Question #1

Find: \s{2,}
Replace: ,

In this problem I needed to remove a series of spaces, not just all spaces, and replace them with a comma. The regular expression find spaces, and adding {2,} found 2 or more consecutive spaces.

Question #2

Find: ([A-Za-z]+), \s([A-Za-a]+), \s(.+)
Replace: \2\1(\3)

To remove the commas I needed to identify the groups of words separately from the commas themselves. In order to achieve this I placed the commas outside the parentheses to ensure they were not a part of my group. The command ([A-Za-z]+) identifies a consecutive string of letter characters containing capitalized and lowercase letters. (.+) Identified every character except a new line, grouping the university titles together regardless of word count, allowing me to put parenthenses around that group in the replace function.

Question #3

Find: (?<=.mp3)(\s)
Replace: \n

The initial text was a single string of text that needed to be broken into lines using the regular expression to create a new line. To identify all characters before “.mp3” I used ?<=.and created the new line following the chunk of text .mp3

Question #4

Find: (\d{4})([^.mp3]*)
Replace:\2_\1

Similar to the last problem I needed to identify .mp3, but this time I wanted to exclude everything before that chunk of text using ^. The *outside of the brackets identified everything following. () made a group of the first four digits in the line of text. I then placed the second group before the first group identified in the regular expression and put a _ between them to achieve the desired result.

Question #5

Find: (\w)(\w+),(\w+),.*?,(\d)
Replace: \1_\3, \4

The objective here was to creates groups that identified the first character of the first word () then the rest of the first word before the comma (+), the second word in its entirety (+), any single character with a period and * means zero or more occurrences of any character and the ? identifies as few characters as possible since some values had more digits than others… compiling to .*? before the next comma, and the the group of digits (. I then needed to remove the second group, leaving only the first character of the first word, add an underscore before the third group, omit the string of random digits (which is why they werent in a group), and then place the fourth group after a comma.

Question #6

Find: (\w)\w+,(.{4})\w+,\d+.\d+,(\d+)
Replace: \1_\2,\3

Similarly to the last problem I had to identify specific characters in the string of plain text. In this problem however I needed to identify the first four letter in the second word using (.{4}). The period indicates any single character and the {4} limits those characters to a total of 4. Again I needed to remove the rest of the first word, the rest of the second word, and random digits so I didn’t put them in a group.

Question #7

Find: (.{3})\w+,(.{3})\w+,(\d+.\d+),(\d+)
Replace: \1\2, \4, \3

Using the orginial code I needed to identify the first three letters of the two words using (.{3})+. The first three letters were inside parentheses to identify them as a group I wanted to keep.
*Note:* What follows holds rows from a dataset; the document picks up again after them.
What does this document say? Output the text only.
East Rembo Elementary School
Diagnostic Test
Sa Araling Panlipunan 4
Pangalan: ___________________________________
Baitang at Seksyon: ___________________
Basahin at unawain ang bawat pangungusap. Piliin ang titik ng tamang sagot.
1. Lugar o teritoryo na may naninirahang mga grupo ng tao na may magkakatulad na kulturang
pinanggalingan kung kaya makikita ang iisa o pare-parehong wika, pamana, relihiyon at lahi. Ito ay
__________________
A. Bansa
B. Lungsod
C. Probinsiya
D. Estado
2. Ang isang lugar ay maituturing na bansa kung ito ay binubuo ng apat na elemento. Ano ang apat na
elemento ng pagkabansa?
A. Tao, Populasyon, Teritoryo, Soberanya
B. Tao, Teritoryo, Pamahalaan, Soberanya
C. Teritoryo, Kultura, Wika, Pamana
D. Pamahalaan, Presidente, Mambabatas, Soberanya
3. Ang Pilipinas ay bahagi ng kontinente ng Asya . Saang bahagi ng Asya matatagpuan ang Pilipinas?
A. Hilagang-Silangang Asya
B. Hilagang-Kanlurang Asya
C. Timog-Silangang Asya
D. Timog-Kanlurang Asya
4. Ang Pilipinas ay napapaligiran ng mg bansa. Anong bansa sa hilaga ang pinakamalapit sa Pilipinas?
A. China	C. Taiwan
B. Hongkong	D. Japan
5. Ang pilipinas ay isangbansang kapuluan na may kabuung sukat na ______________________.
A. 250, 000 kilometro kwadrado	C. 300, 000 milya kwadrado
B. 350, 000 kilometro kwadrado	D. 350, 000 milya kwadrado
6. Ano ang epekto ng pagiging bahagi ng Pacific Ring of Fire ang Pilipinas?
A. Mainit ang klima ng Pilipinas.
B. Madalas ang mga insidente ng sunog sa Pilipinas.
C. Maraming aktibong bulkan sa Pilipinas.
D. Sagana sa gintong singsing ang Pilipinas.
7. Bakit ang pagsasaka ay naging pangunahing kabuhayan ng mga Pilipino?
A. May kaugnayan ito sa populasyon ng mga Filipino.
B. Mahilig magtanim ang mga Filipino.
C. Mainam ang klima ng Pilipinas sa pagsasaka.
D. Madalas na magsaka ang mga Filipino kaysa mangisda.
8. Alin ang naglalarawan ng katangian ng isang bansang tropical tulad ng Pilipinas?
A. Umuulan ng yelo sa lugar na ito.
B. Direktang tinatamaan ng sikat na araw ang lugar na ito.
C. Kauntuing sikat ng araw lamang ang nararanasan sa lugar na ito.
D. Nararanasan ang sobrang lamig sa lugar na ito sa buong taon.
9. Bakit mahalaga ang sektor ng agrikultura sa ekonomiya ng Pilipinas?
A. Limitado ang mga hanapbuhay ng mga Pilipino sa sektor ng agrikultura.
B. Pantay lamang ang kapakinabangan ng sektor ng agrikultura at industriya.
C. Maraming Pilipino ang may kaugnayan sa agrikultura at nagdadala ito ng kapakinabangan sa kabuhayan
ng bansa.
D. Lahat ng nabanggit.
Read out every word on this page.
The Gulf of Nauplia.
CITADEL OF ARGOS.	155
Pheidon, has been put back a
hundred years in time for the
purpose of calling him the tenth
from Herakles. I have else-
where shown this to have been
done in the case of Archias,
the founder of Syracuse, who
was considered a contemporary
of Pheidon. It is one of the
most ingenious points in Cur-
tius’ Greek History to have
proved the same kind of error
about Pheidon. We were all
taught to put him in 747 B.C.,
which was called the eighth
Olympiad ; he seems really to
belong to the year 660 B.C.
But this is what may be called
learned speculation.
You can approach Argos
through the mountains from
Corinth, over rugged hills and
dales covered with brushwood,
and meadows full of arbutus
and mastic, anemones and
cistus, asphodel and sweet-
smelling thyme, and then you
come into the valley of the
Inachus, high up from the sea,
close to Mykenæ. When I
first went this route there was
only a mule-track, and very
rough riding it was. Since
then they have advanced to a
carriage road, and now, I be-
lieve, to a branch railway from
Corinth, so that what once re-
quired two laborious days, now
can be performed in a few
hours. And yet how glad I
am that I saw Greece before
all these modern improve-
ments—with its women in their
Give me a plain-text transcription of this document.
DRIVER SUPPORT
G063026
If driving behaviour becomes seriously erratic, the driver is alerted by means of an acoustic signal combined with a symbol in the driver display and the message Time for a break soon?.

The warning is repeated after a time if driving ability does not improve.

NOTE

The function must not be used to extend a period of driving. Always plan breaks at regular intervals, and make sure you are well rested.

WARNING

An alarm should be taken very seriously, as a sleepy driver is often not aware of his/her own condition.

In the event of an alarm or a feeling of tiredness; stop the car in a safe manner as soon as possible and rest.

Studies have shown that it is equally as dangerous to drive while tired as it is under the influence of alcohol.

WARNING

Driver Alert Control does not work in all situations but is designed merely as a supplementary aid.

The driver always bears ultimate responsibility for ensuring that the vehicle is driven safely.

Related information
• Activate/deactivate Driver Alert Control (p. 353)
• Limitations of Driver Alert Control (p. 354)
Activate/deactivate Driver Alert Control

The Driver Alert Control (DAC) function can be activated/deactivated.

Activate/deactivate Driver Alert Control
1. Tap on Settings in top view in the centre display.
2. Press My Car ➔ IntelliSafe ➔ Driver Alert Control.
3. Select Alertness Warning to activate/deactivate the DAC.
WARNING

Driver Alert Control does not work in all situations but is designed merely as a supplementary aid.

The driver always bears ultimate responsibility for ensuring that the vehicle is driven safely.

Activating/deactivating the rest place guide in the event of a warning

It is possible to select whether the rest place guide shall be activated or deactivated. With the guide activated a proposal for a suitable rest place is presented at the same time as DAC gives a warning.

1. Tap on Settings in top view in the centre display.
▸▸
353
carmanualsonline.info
Unlike the last two problems, I want to keep all of the digits in this regular expression so I placed them both in groups using parentheses. I then reordered the groups to achieve the desired plain text in the new order.

Question #8

Pathogen Binary

In the “pathogen_binary” column I would expect to see only binary data (1s and 0s), however there are entries that are NA indicating that the data was not collected for whatever reason so I will leave it as it. If I were to replace it I would do:

Find what: \bNA\b
Replace with: 0

bombus_spp and host_plant

There are excess characters in this column that are not part of the species name. I used ^ to identify all characters that are not a single character, space, or line break. Then we needed to remove the underscores because they are not considered special characters

Find: [^\w\s\r\n]
Replace: nothing

Find:_
Replace: nothing

bee_caste

The main issue with this column is that a male bee is a “drone” whereas a female is a “worker”, so the data is technically just inconsistent with it’s nomenclature.